Urging the Chandigarh Administration to reverse its arbitrary amendment to the Motor Vehicle Rules and virtually changing the definition of a Sikh woman to mean “only a woman wearing a turban”, the SAD said the UT has “absolutely no right to define or redefine the identity of a Sikh woman or to determine who is a Sikh woman in the eyes of law”.
In a statement, SAD’s senior vice president and spokesperson Daljit Singh Cheema said UT Administration’s action to define or redefine the identity of a Sikh woman or to determine who is a Sikh woman in the eyes of law is “absolutely dictatorial, ill-conceived and thoughtless”.

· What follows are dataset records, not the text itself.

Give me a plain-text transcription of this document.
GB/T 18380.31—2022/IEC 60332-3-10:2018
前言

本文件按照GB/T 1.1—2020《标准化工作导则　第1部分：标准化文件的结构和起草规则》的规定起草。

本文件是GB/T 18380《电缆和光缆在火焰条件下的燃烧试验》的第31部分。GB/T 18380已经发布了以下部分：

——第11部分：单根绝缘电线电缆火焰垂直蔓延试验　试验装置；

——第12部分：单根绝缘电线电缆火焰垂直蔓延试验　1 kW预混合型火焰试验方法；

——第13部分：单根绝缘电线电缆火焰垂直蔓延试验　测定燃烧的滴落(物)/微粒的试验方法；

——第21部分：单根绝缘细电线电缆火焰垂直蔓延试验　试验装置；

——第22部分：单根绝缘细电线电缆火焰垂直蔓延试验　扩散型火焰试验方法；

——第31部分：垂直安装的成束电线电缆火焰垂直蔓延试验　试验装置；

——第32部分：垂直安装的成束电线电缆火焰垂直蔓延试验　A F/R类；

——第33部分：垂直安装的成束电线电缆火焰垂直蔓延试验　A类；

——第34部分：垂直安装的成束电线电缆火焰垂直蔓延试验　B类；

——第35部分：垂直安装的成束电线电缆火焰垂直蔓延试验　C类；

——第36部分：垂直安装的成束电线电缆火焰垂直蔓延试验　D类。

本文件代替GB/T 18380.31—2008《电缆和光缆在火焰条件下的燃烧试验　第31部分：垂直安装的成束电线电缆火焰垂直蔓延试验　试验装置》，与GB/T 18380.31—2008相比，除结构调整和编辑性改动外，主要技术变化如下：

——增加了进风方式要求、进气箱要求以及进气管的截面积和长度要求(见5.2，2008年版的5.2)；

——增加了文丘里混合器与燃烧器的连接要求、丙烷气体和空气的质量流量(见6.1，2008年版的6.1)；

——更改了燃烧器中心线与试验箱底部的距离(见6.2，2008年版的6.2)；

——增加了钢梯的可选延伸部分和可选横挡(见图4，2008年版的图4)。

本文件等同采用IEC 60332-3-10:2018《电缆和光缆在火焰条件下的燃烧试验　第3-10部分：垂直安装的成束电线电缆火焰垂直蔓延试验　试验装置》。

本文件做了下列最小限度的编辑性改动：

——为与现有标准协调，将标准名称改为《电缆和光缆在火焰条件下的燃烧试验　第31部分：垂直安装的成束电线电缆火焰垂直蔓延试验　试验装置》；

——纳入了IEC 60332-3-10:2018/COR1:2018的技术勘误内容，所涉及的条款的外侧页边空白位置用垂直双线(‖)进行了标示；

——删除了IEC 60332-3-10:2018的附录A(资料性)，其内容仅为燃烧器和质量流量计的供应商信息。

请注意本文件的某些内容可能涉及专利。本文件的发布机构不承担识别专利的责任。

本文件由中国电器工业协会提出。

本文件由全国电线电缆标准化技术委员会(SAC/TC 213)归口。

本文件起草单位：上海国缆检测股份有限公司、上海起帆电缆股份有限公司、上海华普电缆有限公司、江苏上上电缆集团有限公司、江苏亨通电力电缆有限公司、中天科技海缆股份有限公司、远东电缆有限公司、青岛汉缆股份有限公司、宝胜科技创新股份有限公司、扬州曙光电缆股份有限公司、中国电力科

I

“How can the UT administration assume the right to change the definition of a Sikh woman which has been well laid out in the ‘Sikh Rehat Maryada’. It is none of the UT’s business to change that Rehat Maryada,” Cheema said. The Rehat Maryada is the official Sikh code of conduct and conventions.
The SAD leader said in its notification, UT Administration said for the purpose of exemption from wearing a helmet, a “Sikh woman” would mean “a Sikh woman wearing a turban.”
“Someone needs to educate the UT administration that the basis for exemption from wearing helmets to the Sikhs is granted on the grounds not of inconvenience but of religious sensitivity and the principles which prohibit a Sikh from wearing a helmet or a cap or a hat,” he said.
The former Punjab minister said SAD would take up the issue with the Administrator of the UT and request him to withdraw this amendment.
He said as per the tenets and Maryada of the Sikh religion, it is not necessary for a Sikh woman to sport a turban. This is entirely her choice. A turban is compulsory only for men in Sikhism.